Bien sûr, le territoire est étendu et il y avait de nombreuses fermes, des terrains cultivables et des troupeaux. Mais nous n’avions pas entendu dire qu’il existait l’élevage des vers à soie alors que dans le “Dictionnaire des Communes” de Gindre de Mancy (Edition Garnier frères 1866) on relève
Vers : 218 h. Moulinage de soie.
Et aussi
Eygalayes : 439 h. Fabrique de soie
Mévouillon : 712 h. Culture du mûrier
Montbrun : 1328 h. Soie
Montfroc : 407 h. Mûriers
Reilhanette : 470 h. Moulinage de soie
Séderon : 710 h. Mûriers
On ne signale ni soie ni mûrier dans les autres communes du canton.
Il y avait donc dans le milieu du XIXe siècle, un artisanat autour du ver à soie dans notre région.
La “Revue Drômoise” éditée par la “Société d’Archéologie, d’Histoire et de Géographie de la Drôme” a fait paraître dans ses numéros 525 et 526 de 2007, une étude très complète sur les entreprises drômoises du XVIIIe au XXe siècle.
Nous y lisons (n°525 p. 26) que, s’étant substitué à l’ancienne draperie,« la soie règne en maître partout dans le département », et que cette activité industrielle s’est répandue en zone rurale.

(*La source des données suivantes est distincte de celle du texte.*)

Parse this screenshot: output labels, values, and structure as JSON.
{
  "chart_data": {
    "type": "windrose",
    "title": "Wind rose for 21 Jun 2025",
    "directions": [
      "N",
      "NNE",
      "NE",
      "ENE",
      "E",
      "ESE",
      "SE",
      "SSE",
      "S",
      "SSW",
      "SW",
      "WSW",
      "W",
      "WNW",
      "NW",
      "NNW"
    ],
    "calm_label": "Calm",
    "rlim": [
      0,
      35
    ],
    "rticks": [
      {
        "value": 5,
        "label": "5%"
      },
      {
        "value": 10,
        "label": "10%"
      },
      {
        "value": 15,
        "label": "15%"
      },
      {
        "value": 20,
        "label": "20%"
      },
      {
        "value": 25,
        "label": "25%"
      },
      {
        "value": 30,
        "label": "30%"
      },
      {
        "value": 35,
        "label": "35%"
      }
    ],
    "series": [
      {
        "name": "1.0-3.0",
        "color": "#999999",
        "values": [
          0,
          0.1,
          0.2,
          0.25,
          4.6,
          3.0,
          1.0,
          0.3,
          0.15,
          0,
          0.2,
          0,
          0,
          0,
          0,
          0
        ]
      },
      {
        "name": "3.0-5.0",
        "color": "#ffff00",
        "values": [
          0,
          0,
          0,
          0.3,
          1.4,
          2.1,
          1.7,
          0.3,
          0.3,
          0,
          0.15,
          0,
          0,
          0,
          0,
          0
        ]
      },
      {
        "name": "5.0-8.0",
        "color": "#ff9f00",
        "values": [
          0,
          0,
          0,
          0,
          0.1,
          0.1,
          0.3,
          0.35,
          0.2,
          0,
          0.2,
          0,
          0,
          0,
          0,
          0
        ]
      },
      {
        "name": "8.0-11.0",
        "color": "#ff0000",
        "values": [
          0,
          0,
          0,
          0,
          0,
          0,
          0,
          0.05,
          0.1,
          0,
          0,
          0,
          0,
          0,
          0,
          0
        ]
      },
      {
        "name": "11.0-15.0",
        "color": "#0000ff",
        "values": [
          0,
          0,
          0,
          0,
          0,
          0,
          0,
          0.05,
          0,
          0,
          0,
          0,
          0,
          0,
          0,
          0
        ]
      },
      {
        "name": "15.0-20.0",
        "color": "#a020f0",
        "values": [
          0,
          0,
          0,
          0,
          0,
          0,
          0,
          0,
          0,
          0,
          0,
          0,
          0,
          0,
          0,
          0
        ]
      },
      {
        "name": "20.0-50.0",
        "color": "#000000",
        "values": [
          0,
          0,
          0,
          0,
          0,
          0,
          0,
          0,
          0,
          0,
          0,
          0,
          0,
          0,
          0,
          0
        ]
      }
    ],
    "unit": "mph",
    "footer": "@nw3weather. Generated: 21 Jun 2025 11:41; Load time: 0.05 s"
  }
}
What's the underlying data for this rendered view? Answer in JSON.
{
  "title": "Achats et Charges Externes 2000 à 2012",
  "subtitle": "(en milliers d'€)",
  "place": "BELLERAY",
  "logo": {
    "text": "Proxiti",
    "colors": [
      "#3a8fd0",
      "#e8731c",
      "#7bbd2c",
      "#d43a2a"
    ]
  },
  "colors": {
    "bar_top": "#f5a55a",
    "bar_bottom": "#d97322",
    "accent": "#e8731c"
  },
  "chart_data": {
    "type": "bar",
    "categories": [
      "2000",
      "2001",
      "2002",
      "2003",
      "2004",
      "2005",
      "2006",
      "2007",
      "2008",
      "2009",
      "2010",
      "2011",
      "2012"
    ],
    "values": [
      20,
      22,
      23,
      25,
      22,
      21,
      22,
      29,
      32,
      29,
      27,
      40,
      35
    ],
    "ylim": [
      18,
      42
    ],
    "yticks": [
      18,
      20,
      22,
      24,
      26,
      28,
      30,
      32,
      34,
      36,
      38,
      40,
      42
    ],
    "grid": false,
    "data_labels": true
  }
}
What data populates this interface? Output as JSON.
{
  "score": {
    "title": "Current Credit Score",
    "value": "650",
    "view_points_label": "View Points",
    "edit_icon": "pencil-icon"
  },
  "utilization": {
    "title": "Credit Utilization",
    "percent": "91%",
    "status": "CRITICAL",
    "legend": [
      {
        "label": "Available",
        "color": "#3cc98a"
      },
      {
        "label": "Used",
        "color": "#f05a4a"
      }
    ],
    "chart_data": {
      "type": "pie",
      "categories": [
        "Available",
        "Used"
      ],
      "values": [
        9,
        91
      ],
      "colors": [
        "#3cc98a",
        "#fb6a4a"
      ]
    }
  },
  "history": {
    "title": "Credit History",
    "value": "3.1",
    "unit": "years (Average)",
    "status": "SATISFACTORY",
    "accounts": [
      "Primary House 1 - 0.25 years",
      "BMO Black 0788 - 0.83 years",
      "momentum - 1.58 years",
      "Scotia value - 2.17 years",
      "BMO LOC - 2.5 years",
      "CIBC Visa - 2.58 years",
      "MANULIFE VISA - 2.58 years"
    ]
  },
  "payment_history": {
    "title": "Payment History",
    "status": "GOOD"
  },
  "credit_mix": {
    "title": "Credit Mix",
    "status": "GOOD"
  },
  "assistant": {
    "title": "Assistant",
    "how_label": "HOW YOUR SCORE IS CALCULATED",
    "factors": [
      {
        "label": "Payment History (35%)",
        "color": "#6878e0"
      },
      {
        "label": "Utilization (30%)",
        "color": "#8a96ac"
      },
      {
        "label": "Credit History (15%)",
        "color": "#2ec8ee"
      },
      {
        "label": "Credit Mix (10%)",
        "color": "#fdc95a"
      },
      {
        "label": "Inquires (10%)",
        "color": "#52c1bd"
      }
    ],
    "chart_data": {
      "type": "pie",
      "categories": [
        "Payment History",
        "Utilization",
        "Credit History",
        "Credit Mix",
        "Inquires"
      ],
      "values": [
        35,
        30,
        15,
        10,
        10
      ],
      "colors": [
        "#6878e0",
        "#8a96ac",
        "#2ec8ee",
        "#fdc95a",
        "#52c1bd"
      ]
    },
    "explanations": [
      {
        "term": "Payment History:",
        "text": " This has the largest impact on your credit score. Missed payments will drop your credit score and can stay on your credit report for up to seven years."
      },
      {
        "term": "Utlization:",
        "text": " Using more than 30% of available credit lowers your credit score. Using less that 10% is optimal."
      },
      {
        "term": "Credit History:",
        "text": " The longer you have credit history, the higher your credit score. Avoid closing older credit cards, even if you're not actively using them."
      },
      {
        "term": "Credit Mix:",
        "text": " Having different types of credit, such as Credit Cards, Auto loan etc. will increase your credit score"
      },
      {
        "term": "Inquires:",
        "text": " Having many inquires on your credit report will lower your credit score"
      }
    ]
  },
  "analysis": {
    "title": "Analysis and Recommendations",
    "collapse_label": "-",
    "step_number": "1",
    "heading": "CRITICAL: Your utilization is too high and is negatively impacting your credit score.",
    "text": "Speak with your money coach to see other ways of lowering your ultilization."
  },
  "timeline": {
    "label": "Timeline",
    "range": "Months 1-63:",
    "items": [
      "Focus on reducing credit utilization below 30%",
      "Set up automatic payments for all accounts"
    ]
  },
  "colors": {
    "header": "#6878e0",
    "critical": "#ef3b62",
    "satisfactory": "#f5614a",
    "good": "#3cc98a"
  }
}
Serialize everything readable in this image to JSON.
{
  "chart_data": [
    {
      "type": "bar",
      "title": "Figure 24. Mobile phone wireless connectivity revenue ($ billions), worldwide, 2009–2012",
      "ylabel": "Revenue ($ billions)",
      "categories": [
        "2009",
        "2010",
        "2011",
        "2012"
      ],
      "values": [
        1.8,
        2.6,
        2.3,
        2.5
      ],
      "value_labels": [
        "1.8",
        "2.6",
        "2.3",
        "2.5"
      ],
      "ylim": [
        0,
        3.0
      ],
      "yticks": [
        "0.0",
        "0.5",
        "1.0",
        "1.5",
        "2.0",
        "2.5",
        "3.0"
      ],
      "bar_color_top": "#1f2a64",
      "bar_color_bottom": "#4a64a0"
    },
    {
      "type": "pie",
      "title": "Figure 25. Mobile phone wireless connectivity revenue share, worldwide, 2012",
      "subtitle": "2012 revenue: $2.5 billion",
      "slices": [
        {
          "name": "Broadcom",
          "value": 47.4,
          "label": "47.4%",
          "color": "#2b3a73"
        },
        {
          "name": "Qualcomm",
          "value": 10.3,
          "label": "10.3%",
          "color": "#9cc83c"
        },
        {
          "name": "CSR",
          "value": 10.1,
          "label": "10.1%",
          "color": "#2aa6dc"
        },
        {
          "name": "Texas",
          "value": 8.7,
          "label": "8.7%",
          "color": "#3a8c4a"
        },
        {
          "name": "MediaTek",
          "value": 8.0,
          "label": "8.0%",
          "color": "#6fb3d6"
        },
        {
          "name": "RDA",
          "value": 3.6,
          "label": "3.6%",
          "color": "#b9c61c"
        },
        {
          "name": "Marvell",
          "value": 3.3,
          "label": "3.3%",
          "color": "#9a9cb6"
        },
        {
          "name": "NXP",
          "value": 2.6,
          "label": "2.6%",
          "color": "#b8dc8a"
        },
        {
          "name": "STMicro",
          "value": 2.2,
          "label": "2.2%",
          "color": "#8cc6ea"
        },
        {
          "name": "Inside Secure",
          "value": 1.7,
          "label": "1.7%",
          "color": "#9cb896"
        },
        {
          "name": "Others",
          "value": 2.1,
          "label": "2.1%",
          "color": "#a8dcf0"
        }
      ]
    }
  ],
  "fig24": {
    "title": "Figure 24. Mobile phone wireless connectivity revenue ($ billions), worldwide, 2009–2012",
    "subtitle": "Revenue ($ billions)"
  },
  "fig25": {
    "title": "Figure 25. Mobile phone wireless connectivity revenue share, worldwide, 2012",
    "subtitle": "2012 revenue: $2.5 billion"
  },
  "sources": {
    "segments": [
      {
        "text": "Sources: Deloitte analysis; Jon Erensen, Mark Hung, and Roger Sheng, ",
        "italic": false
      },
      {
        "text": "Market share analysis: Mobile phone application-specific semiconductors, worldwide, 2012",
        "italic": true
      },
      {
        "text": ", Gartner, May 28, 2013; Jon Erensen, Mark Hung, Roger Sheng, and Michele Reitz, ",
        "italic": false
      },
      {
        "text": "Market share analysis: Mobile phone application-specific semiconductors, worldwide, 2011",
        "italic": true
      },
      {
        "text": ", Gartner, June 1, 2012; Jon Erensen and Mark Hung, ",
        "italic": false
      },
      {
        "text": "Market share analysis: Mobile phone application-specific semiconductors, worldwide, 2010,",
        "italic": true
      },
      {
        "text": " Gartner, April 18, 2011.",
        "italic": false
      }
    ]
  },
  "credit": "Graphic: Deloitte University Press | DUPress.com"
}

Ces renseignements sont issus de l’enquête industrielle de 1840-1845. Dans un chapitre intitulé « La fièvre soyeuse » (p. 42) il est précisé que la soie est une industrie en plein essor avec la présence des moulinages et filatures « jusqu’au plus profond des vallées d’arrière pays ».
Des manuels avec schémas sont diffusés. Par exemple en 1840 :
« Les instructions en forme de catéchisme pour l’éducation des vers à soie ».
Le ver à soie, « machine à dévorer » les feuilles de mûrier, a fait la prospérité de la Drôme rurale au XIXe siècle.
La culture du mûrier prospère : « 454 000 plants en 1820 et 5,3 millions en 1868 où 307 des 368 communes drômoises pratiquent l’élevage du ver à soie ».
Mais à la fin du XIXe siècle la “pebrine”, maladie du ver à soie, fait sont apparition. Ses ravages et la concurrence de l’Italie, de l’Orient puis de l’Extrême Orient, provoque un déclin durable et de graves problèmes dans le monde rural puis la disparition de l’élevage du ver à soie probablement remplacé, dans nos contrées, par la lavande et le tilleul.
Dans “Atlas Historique des provinces et régions de France” de Jean Sellier (Paris, La Découverte 1997) on peut lire p. 151 :

Dès la fin du XIIIe siècle, les papes introduisent l’élevage du ver à soie (ou sériciculture) dans le Comtat Venaissin. Son essor, en France proprement dite, date du règne d’Henri IV. L’élevage se pratique non pas en plein air mais dans des magnaneries (du nom du ver à soie dans la région : magnan). Sous l’impulsion de la soierie Lyonnaise, la sériciculture devient une spécialité des vallées du Rhône et de ses affluents.
Au début du XXe siècle l’Ardèche et la Drôme fournissent près de 90% de la production française de cocon.

Carte col. André POGGIO
Le Décoconage (retrait des cocons des branches sur lesquels ils sont) dans une Ferme Ardéchoise

Enfin dans “Terres Voconces” n° 7 de 2005, l’article de M. Jean LAGET,

« Une place au cœur de la ville : La place du docteur Bourdongle à Nyons »

est illustré par là reproduction d’une carte postale du tout début des années 1900 intitulée :

"Nyons place du marché".

On y voit des charrettes, beaucoup de monde et beaucoup de"ballots".
Le commentaire annexé est : "Le marché aux cocons. Une grande animation trois fois par semaine après la Saint-Jean".
On mesure par là le volume de la production de cocons !

Cette activité paraît oubliée et aurait pourtant dû laisser des traces dans la mémoire collective des habitants, même si elle a disparu depuis environ un siècle.
L’élevage des vers à soie se faisait pour la production de cocons. Il se pratiquait dans des "magnaneries", grandes pièces renfermant des claies étagées sur lesquelles on disposait les vers à soie et les branches de mûrier dont ils se nourrissaient. Certains de ces bâtiments transformés doivent encore exister.
On dévidait le cocon avec un "tour" pour obtenir une bobine de fil de soie dite "grège". Le "moulinage" était la série d’opérations par laquelle on obtenait un fil bon pour le tissage à partir de plusieurs fils de soie grège.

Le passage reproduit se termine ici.